Орали вежливым шёпотом. Хотели графа.

Граф сконфузился, как поскользнулся. Опрокинул на парапет перил своё грузноватое тельце, поискал глазами кричавших и заорал:

— Сейчас, сейчас же! Дайте нам секунду посекретничать!

Отвернулся от ожидающих и пробормотал, даже не заметив, что говорит вслух:

— Не таков же я старик, что бы мне неочем было с молоденькою дамою пошу-шу!.. — спохватился и к Гоголиаде, — Вот, право, нехристи торопливые, сбили-таки старика.

На улице не унимались, слышалось и недовольное бурчание кучера.

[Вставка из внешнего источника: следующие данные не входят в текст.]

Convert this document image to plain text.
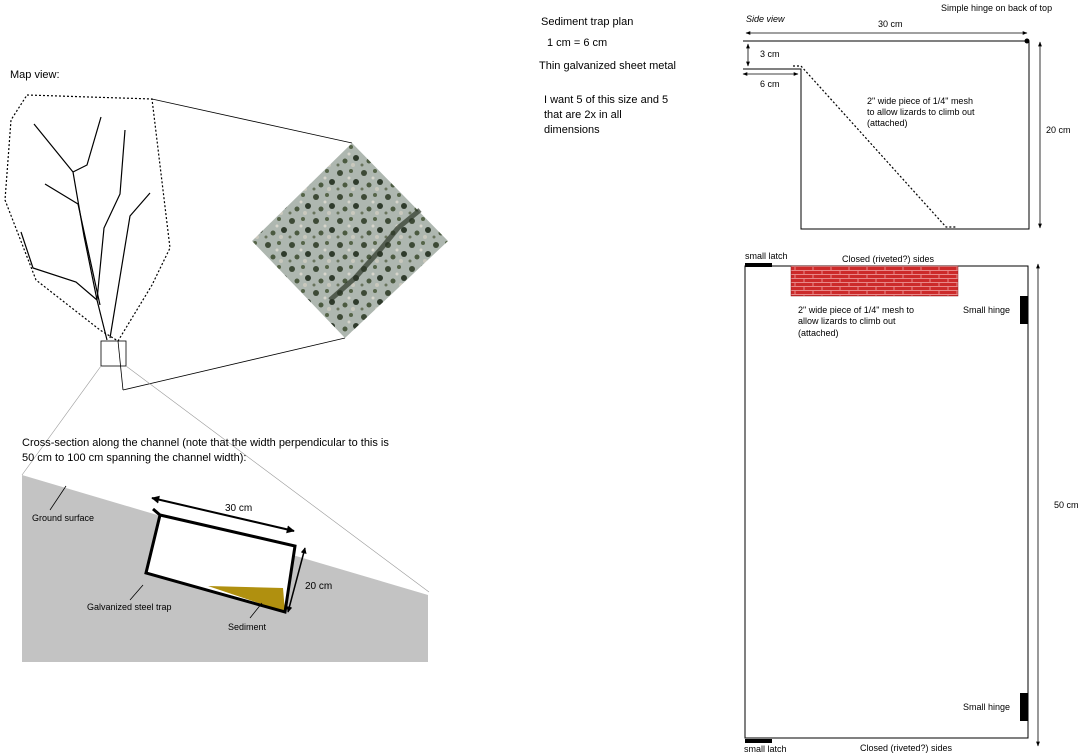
Map view:
Cross-section along the channel (note that the width perpendicular to this is
50 cm to 100 cm spanning the channel width):
Ground surface
30 cm
20 cm
Galvanized steel trap
Sediment
Sediment trap plan
1 cm = 6 cm
Thin galvanized sheet metal
I want 5 of this size and 5
that are 2x in all
dimensions
Side view
Simple hinge on back of top
30 cm
3 cm
6 cm
2" wide piece of 1/4" mesh
to allow lizards to climb out
(attached)
20 cm
small latch
small latch
Closed (riveted?) sides
Closed (riveted?) sides
2" wide piece of 1/4" mesh to
allow lizards to climb out
(attached)
Small hinge
Small hinge
50 cm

Граф вновь перевалился через парапет:

— Золотой плачу, пусть ждёт, плачу золотой! — и снова к Гоголиаде, — О чем бишь я, голубонька вы моя? (в поисках мысли залюбовался её лицом) Ох, если бы все наши беллетристки были этакой красы обворожительной, я бы-то, ей богу бы, помолодел!

А так — вы меня не приголубите, даже не глядите, а остальной мне свет скушён.

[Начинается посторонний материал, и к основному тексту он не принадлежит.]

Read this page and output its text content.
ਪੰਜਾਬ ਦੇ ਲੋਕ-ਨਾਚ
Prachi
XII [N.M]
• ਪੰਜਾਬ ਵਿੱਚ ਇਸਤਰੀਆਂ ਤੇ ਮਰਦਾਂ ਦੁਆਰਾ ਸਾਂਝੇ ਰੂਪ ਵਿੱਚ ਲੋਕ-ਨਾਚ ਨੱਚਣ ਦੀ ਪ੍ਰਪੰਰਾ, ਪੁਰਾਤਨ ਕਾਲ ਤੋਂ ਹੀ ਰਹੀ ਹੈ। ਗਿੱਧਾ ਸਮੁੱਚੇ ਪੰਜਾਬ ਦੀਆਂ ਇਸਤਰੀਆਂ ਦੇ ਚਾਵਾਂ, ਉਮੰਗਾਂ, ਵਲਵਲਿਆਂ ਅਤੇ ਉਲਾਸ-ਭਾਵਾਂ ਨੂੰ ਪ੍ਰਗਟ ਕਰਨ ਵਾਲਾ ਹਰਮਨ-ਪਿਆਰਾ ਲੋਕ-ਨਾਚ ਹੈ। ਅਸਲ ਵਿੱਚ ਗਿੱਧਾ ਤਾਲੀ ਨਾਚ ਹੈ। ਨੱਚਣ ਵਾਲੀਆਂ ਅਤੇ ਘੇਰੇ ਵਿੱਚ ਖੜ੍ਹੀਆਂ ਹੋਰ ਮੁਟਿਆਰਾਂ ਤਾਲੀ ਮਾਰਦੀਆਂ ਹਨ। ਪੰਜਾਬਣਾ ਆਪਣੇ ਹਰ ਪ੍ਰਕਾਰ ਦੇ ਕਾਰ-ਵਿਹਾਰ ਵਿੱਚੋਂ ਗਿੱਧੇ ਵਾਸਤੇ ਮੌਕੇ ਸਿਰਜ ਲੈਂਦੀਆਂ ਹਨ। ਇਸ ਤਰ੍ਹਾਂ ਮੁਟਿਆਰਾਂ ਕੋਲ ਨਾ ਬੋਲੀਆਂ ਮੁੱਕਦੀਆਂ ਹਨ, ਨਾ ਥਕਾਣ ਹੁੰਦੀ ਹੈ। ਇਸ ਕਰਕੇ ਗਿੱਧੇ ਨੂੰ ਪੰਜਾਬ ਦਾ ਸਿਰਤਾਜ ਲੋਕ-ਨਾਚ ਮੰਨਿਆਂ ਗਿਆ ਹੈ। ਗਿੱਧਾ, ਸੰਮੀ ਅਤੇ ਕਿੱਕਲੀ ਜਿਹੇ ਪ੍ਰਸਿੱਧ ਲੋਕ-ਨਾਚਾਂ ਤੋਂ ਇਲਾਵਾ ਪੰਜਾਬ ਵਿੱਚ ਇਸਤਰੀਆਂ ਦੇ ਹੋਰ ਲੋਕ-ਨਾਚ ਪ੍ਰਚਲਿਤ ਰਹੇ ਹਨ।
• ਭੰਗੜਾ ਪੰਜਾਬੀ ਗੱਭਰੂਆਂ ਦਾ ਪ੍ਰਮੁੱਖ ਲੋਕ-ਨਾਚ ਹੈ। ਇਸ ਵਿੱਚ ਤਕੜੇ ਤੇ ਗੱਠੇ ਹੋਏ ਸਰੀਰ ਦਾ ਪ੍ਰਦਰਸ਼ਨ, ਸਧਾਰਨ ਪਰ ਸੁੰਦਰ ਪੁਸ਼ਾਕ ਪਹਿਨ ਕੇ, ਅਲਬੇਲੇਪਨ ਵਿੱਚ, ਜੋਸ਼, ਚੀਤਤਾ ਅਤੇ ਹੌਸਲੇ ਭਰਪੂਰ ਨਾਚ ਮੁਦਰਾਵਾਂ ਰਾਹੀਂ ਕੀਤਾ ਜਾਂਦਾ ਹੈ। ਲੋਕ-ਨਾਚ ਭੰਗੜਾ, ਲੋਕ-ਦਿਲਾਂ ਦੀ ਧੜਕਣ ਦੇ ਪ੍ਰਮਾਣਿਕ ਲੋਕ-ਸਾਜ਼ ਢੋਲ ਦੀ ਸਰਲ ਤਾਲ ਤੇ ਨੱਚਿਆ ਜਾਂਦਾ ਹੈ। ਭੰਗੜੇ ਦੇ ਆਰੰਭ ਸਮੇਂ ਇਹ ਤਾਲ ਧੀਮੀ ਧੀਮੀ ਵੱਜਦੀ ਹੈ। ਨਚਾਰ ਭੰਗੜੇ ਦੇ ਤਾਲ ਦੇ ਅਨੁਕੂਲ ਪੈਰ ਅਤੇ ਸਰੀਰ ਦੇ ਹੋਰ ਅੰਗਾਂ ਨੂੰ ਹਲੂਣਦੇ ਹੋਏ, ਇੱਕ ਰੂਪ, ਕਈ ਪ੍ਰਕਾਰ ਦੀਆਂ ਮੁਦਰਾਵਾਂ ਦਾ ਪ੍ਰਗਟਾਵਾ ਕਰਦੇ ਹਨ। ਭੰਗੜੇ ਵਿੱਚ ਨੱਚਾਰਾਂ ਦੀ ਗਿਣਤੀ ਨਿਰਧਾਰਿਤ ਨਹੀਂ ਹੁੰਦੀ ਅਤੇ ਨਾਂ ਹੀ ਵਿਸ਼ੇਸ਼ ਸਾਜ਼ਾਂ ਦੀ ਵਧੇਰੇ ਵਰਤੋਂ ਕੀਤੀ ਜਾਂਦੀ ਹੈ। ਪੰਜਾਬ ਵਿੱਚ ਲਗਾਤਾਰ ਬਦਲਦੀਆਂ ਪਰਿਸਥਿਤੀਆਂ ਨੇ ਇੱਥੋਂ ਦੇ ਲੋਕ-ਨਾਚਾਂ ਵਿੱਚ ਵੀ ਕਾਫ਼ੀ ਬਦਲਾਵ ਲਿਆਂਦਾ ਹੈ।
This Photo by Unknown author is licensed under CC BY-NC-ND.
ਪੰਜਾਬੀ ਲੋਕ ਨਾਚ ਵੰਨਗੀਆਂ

Тут граф просиял от возникшего в его угоревшем за вечер от выпитого мозгу каламбура. Он приосанился и протрубил то ли ожидавшим его гулякам, то ли ещё чёрт знает каким теням, наполнявшим дом:

— Скучно мне с вами, господа!!!

Гоголиаду каламбур покоробил. Стало как-то… стыдно, что ли. Так бывает, когда пьяный родственник начинает изливать душу первому встречному. Гоголиада приняла совсем уж учительский вид и, одновременно строго и устало скомандовала подсказку:

— Просьба ваша…

Граф благодарно заморгал. Потом закудахтал:

— Ах, старый чёрт те что, просьба же! Голубонька вы моя! Вся столица уж слухом изошла, а вы всё молчок? Гремит слухами столица-то, что вы… э… книжицу новую написали, издать вот-вот задумали…

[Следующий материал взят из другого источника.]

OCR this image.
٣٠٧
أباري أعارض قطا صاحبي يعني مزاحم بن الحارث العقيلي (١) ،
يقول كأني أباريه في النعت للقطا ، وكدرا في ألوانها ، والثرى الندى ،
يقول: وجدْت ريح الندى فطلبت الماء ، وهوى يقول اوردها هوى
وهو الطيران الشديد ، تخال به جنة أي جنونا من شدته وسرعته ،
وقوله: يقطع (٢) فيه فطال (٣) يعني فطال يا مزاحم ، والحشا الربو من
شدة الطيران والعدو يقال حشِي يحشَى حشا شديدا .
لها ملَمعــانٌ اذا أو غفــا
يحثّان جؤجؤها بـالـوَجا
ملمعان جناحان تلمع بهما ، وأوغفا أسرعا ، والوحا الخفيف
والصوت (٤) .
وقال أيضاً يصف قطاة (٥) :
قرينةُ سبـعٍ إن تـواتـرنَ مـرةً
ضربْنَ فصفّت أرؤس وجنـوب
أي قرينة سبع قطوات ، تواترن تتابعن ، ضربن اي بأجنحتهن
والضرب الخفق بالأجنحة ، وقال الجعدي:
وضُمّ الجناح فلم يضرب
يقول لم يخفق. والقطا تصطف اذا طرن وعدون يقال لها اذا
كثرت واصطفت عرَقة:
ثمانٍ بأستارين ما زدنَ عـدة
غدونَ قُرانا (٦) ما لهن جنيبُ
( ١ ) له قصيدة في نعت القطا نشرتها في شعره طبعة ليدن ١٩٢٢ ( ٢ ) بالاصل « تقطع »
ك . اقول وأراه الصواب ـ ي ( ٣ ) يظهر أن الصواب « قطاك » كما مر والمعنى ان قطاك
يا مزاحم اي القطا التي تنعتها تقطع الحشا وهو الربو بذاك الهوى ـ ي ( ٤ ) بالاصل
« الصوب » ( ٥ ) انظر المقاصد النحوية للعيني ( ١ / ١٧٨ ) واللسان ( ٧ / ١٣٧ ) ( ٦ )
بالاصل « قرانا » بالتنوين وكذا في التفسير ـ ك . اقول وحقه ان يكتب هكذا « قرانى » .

Ответ был короток и холоден, даже молитвенно монотонен:

— Господь с вами, ваша милость!

Скрутило графа, завернуло и вывернуло. Он обполз, обтёк Гоголиаду и, уже с другого плеча, зашёл на новый виток:

— Ох, ох! Скрываете! Ох, как горько вы меня, писаку старого разобижаете…

Пошутили, признайтеся! Скромничаете. Но, уж коль сами меня за друга держите, коль две книги, ещё в рукописях мне первому собственноустно читали, и даже с дневником перед тем, как сжечь — ознакомили, так, голубушка вы моя, удостойте, прошу вас, прочтите и четвёртую… Я зайду к вам намедни, без сотоварищей, без прессы, один, как и раньше, да у комелька и послушаю? А вы мне поворкуете, прочтёте книжечку, да? Завтра, в пять?!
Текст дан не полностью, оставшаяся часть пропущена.